W3C home > Mailing lists > Public > xml-dist-app@w3.org > March 2003

RE: Opaque data, XML, and SOAP

From: Don Box <dbox@microsoft.com>
Date: Fri, 28 Feb 2003 22:37:20 -0800
Message-ID: <1057787630.IAA22192@phantom.w3.org>
To: "George Datuashvili" <gdatuashvili@siebel.com>, <xml-dist-app@w3.org>

I agree that the current state of the practice of web service stacks makes ANY large message processing difficult. Having parts of a message exposed as byte [ ] instead of java.io.Stream/System.IO.Stream boxes people into some pretty nasty architectural corners. However, I think that's true whether or not the 2GB octet sequence appears before or after the final end tag.
The problems you point out are all due to choices made by particular SOAP stacks. We were certainly guilty of this "load the entire message and then start processing" model in V1 of .NET.  I think we're on track (as are other developers in this space) for moving to a more scalable "cached header/streamed body" approach that the SOAP processing model more or less implies.
Due to the nature of incremental deployment over the Internet, we wind up living with wire protocols roughly 2-10 times longer than the intial implementation techniques. For that reason, I'd hate to see sub-optimal techniques used in early implementations cause us to live with the wrong message model for 10-20 years. I for one was hoping that SOAP/1.2 would be solid enough to last that long.


From: George Datuashvili [mailto:gdatuashvili@siebel.com]
Sent: Fri 2/28/2003 6:09 PM
To: xml-dist-app@w3.org
Subject: RE: Opaque data, XML, and SOAP

In my past experince most of the real problems were sprouting not from
the 1/3 inflate rate of base64 encoding. Sure, extra data transfer is
not ideal, but it doesn't kill scalability of architecture in long run.

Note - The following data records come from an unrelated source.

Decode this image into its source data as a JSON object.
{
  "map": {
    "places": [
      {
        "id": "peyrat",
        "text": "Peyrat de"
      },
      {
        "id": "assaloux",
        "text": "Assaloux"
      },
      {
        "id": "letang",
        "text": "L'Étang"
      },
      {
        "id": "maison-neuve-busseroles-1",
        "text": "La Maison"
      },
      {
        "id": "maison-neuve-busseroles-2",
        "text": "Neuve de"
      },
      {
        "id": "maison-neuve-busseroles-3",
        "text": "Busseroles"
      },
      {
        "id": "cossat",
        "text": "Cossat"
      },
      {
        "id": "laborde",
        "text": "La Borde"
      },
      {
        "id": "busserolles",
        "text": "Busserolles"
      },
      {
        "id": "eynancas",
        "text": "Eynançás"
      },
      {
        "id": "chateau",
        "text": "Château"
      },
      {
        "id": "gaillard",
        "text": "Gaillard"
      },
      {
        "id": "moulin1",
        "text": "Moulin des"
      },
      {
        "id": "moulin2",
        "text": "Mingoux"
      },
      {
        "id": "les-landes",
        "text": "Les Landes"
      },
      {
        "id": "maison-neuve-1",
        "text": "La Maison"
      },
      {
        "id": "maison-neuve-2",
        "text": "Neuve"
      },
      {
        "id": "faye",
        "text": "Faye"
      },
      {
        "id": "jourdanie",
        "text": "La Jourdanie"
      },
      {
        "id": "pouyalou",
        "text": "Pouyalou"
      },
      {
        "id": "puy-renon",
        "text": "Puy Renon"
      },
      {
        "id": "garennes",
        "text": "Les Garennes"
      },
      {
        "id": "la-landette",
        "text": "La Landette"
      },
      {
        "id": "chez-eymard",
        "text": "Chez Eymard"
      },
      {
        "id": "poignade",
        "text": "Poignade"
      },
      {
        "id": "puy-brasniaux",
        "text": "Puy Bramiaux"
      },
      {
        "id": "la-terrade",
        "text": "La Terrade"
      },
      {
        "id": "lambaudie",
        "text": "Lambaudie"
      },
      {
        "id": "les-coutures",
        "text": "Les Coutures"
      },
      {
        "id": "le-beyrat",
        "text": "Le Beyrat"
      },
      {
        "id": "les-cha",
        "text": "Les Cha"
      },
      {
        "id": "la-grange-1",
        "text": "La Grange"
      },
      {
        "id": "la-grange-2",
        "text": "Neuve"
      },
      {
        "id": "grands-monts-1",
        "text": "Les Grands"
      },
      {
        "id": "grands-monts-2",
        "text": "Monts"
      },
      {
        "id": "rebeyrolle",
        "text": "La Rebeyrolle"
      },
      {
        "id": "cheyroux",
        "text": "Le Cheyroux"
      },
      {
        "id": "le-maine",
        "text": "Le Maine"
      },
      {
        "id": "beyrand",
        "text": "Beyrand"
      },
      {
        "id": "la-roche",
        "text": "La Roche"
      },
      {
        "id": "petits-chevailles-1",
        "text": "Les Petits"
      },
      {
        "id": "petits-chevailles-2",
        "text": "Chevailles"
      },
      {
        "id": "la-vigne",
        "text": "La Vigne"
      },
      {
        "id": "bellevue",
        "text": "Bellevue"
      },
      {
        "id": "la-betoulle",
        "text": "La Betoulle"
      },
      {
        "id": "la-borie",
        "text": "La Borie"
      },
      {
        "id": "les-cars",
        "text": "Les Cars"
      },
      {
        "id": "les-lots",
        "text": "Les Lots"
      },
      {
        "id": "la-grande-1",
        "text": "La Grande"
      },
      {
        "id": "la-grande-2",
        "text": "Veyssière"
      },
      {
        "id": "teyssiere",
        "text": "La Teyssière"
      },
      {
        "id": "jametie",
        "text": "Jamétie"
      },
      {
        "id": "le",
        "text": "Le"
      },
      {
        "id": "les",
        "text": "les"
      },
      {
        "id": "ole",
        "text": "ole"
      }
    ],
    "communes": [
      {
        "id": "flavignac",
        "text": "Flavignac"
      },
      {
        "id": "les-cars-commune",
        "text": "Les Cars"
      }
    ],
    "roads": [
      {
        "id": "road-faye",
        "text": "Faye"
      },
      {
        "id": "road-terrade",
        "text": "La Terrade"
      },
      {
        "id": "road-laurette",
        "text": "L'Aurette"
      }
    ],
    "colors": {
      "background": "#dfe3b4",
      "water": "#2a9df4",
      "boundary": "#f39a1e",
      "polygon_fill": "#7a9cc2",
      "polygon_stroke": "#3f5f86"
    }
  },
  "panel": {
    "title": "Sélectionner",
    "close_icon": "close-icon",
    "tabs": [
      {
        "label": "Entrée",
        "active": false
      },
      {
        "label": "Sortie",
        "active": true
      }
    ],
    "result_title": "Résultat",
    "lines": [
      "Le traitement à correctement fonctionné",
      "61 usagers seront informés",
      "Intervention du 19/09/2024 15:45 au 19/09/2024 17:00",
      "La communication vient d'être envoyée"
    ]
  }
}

Neither did real problems come from the fact that encoding/decoding is
slower than bitwise memory copy. Sure it is slow, but if the processing
code is not just passing data through bitwise copy, but doing actually
something with it (such is server building .jpg on the fly, or
loading/saving .doc into filesystem) then overhead of encode/decode is
typically pretty small to whatever else is being done with data at the

The real problems typically came from lack of good streaming and
chunking support in web service invocation frameworks. I think SwA was
initially successful because implementations typically had good
streaming support. For example if I have following element in soap body:

<ReportCustomerProblem xmlns='http://company.com/support'>
  <Comment>Full system dump from recent meltdown</Comment>

Last thing I want to see is following service interface:

        void ReportCustomerProblem (String customer, String comment,
Byte[] blob)

Yet this is what I get with popular (all?) web services frameworks if
Blob is base64Binary. Not only this will choke server, but it might
outright fail to work as system dump size can easily approach
addressable space. To me the problem of base64 encoding space/time
ovehead is microscopic in comparison to lack of good streaming
frameworks. So instead I would love get stream that can incrementally
pull data off the wire as requested from ReadBytes() method:

        void ReportCustomerProblem (String customer, String comment,
NiceReadOnlyByteStream blob)

SOAP-Attachments implementations kind of approach this model, since
stream can typically be obtained from magic request contexts. Although
attachment models definitely have many problems described in article
(for example system dumps will need to be included in the encryption).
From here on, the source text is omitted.